26 septembre > Histoire France

C’est le genre d’ouvrage dont on se dit qu’on ne va pas en sortir. Peut-être parce que l’auteur n’en est jamais sorti lui-même ! Mais un bon historien possède sur les autres un avantage : le style. Ici, c’est bien ce qui fait la différence. Ajoutons que Patrice Gueniffey a fait le tri dans une documentation gigantesque et que les citations sont utilisées avec mesure. Tout cela au service d’une ambition : comprendre. Dans ce premier volume - eh oui, il y en aura un second consacré à Napoléon… -, nous suivons donc l’ascension de Bonaparte jusqu’à sa nomination comme consul à vie en 1802, acte qui termine la Révolution.

Directeur d’études à l’EHESS, auteur d’un Dix-huit Brumaire (Gallimard, 2008) et d’une Histoire de la Révolution et de l’Empire (« Tempus », 2011), Patrice Gueniffey travaille sur le sujet depuis 2004. C’est François Furet qui lui avait conseillé d’explorer cette veine pourtant déjà bien exploitée, sans doute parce qu’il envisageait lui-même d’écrire un Napoléon que la maladie ne lui laissa pas le temps de rédiger. On compte en effet des centaines de biographies de l’Empereur. Alors, que nous apporte celle-ci ?

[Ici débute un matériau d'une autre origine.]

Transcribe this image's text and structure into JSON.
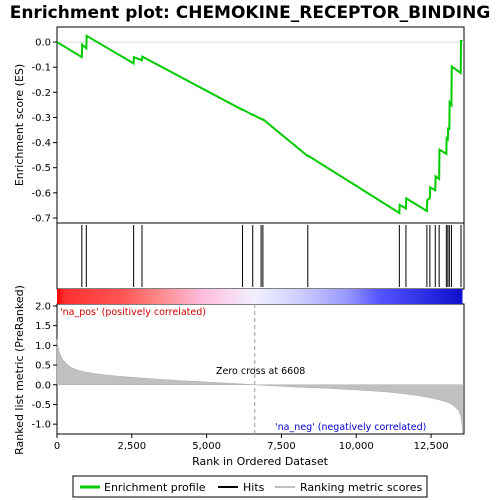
{
  "chart_data": {
    "type": "line",
    "title": "Enrichment plot: CHEMOKINE_RECEPTOR_BINDING",
    "xlabel": "Rank in Ordered Dataset",
    "ylabel_top": "Enrichment score (ES)",
    "ylabel_bottom": "Ranked list metric (PreRanked)",
    "x_ticks": [
      0,
      2500,
      5000,
      7500,
      10000,
      12500
    ],
    "x_tick_labels": [
      "0",
      "2,500",
      "5,000",
      "7,500",
      "10,000",
      "12,500"
    ],
    "xlim": [
      0,
      13600
    ],
    "es_ylim": [
      -0.72,
      0.06
    ],
    "es_ticks": [
      0.0,
      -0.1,
      -0.2,
      -0.3,
      -0.4,
      -0.5,
      -0.6,
      -0.7
    ],
    "es_tick_labels": [
      "0.0",
      "-0.1",
      "-0.2",
      "-0.3",
      "-0.4",
      "-0.5",
      "-0.6",
      "-0.7"
    ],
    "metric_ylim": [
      -1.25,
      2.05
    ],
    "metric_ticks": [
      2.0,
      1.5,
      1.0,
      0.5,
      0.0,
      -0.5,
      -1.0
    ],
    "metric_tick_labels": [
      "2.0",
      "1.5",
      "1.0",
      "0.5",
      "0.0",
      "-0.5",
      "-1.0"
    ],
    "enrichment_profile": {
      "name": "Enrichment profile",
      "color": "#00cc00",
      "x": [
        0,
        830,
        840,
        980,
        990,
        2560,
        2570,
        2840,
        2850,
        6200,
        6210,
        6540,
        6550,
        6820,
        6830,
        6880,
        6890,
        8380,
        8390,
        11440,
        11450,
        11660,
        11670,
        12360,
        12370,
        12460,
        12470,
        12640,
        12650,
        12770,
        12780,
        13010,
        13020,
        13060,
        13070,
        13110,
        13120,
        13180,
        13190,
        13490,
        13500,
        13550
      ],
      "y": [
        0.0,
        -0.06,
        -0.01,
        -0.025,
        0.025,
        -0.085,
        -0.06,
        -0.072,
        -0.058,
        -0.27,
        -0.269,
        -0.29,
        -0.289,
        -0.306,
        -0.305,
        -0.309,
        -0.308,
        -0.454,
        -0.452,
        -0.68,
        -0.648,
        -0.662,
        -0.622,
        -0.672,
        -0.63,
        -0.62,
        -0.578,
        -0.59,
        -0.534,
        -0.545,
        -0.428,
        -0.445,
        -0.383,
        -0.387,
        -0.34,
        -0.35,
        -0.24,
        -0.25,
        -0.097,
        -0.123,
        0.005,
        0.005
      ]
    },
    "hits": [
      830,
      980,
      2560,
      2840,
      6200,
      6540,
      6820,
      6880,
      8380,
      11440,
      11660,
      12360,
      12460,
      12640,
      12770,
      13010,
      13060,
      13110,
      13180,
      13500
    ],
    "ranked_metric": {
      "name": "Ranking metric scores",
      "color": "#c0c0c0",
      "x": [
        0,
        30,
        60,
        100,
        150,
        200,
        300,
        400,
        500,
        700,
        900,
        1200,
        1600,
        2000,
        2500,
        3000,
        4000,
        5000,
        6000,
        6608,
        7000,
        8000,
        9000,
        10000,
        11000,
        11500,
        12000,
        12400,
        12700,
        12900,
        13100,
        13250,
        13350,
        13420,
        13470,
        13500,
        13520,
        13540,
        13550
      ],
      "y": [
        1.15,
        0.98,
        0.88,
        0.78,
        0.7,
        0.63,
        0.55,
        0.48,
        0.43,
        0.37,
        0.33,
        0.29,
        0.25,
        0.22,
        0.19,
        0.16,
        0.11,
        0.07,
        0.03,
        0.0,
        -0.02,
        -0.06,
        -0.09,
        -0.13,
        -0.18,
        -0.22,
        -0.27,
        -0.32,
        -0.37,
        -0.41,
        -0.46,
        -0.53,
        -0.6,
        -0.66,
        -0.74,
        -0.82,
        -0.93,
        -1.1,
        -1.22
      ]
    },
    "heatmap_band": {
      "stops": [
        {
          "x": 0,
          "color": "#ff0000"
        },
        {
          "x": 250,
          "color": "#ff3030"
        },
        {
          "x": 2200,
          "color": "#ff5555"
        },
        {
          "x": 3400,
          "color": "#ff8888"
        },
        {
          "x": 4850,
          "color": "#ffbbdd"
        },
        {
          "x": 6608,
          "color": "#f2f0ff"
        },
        {
          "x": 8200,
          "color": "#ccccff"
        },
        {
          "x": 9700,
          "color": "#9999ff"
        },
        {
          "x": 10800,
          "color": "#5555ff"
        },
        {
          "x": 12800,
          "color": "#2222dd"
        },
        {
          "x": 13550,
          "color": "#1111cc"
        }
      ]
    },
    "zero_cross": 6608,
    "annotations": {
      "na_pos": "'na_pos' (positively correlated)",
      "na_neg": "'na_neg' (negatively correlated)",
      "zero_cross": "Zero cross at 6608"
    },
    "annotation_colors": {
      "na_pos": "#cc0000",
      "na_neg": "#0000cc",
      "zero_cross": "#000000"
    },
    "legend": {
      "placement": "bottom",
      "items": [
        {
          "label": "Enrichment profile",
          "color": "#00cc00"
        },
        {
          "label": "Hits",
          "color": "#000000"
        },
        {
          "label": "Ranking metric scores",
          "color": "#c0c0c0"
        }
      ]
    }
  }
}
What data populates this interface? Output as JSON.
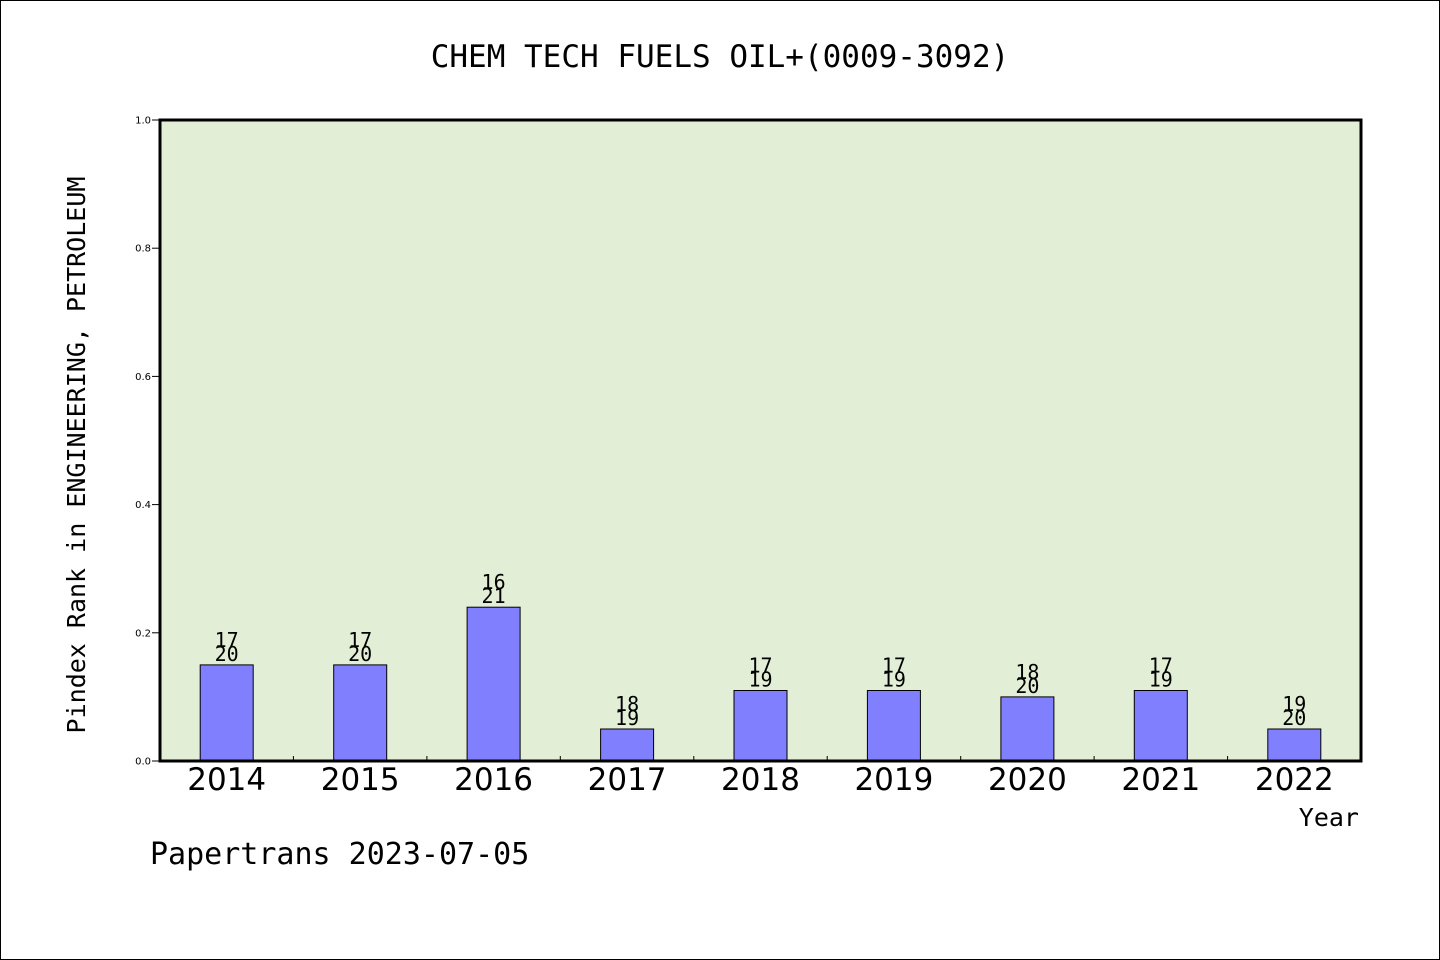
{
  "chart_data": {
    "type": "bar",
    "title": "CHEM TECH FUELS OIL+(0009-3092)",
    "ylabel": "Pindex Rank in ENGINEERING, PETROLEUM",
    "xlabel": "Year",
    "footer": "Papertrans 2023-07-05",
    "ylim": [
      0,
      1.0
    ],
    "yticks": [
      "0.0",
      "0.2",
      "0.4",
      "0.6",
      "0.8",
      "1.0"
    ],
    "categories": [
      "2014",
      "2015",
      "2016",
      "2017",
      "2018",
      "2019",
      "2020",
      "2021",
      "2022"
    ],
    "values": [
      0.15,
      0.15,
      0.24,
      0.05,
      0.11,
      0.11,
      0.1,
      0.11,
      0.05
    ],
    "labels_top": [
      "17",
      "17",
      "16",
      "18",
      "17",
      "17",
      "18",
      "17",
      "19"
    ],
    "labels_bottom": [
      "20",
      "20",
      "21",
      "19",
      "19",
      "19",
      "20",
      "19",
      "20"
    ],
    "grid": false,
    "colors": {
      "plot_background": "#e2efd6",
      "bar_fill": "#8080ff",
      "axis": "#000000"
    }
  }
}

D’abord, ce qui n’est pas son moindre intérêt, un point de vue. Dans son introduction, Patrice Gueniffey explique sa conception de la biographie et pourquoi il n’a pas retenu l’interprétation strictement libérale, celle qui associe l’aventure de l’homme à la nécessité. L’historien se situe entre deux, position souvent inconfortable, mais qui pour ce personnage hors norme trouve son point d’équilibre. Napoléon fut le produit d’une époque qu’il a contribué à bouleverser. C’est pour cela qu’il reste « moderne ».

On ne trouvera pas dans ce copieux travail de jugement moral, mais bien, pour chaque moment crucial - la question de l’esclavage dans les Caraïbes, la folle expédition d’Egypte, etc. -, une analyse ou une synthèse des débats historiques toujours en cours. Patrice Gueniffey s’en tient aux faits. Il nous montre comment ce jeune Corse a su profiter du système de l’Ancien Régime pour étudier sur le continent, il observe ce militaire révolutionnaire qui trouve Robespierre « sans ambition », ce romantique très gauche avec les femmes et trop droit avec les hommes, jusqu’à l’inflexibilité, un chef qui décide peut-être parce que « du pouvoir, Bonaparte aimait moins la jouissance que l’exercice ».

Patrice Gueniffey sait bien qu’aucun biographe ne peut saisir l’homme tel qu’en lui-même. Mais cette approche au travers de l’époque - c’est aussi ce qui justifie l’ampleur de la tâche - peut être considérée comme une étape importante pour la compréhension de ce réformateur et conquérant fulgurant qui, selon les mots de Nietzsche, représente la « synthèse de l’inhumain et du surhumain ». Avec l’idée que l’Histoire ne résiste pas à la volonté d’un homme ou d’un peuple. L. L.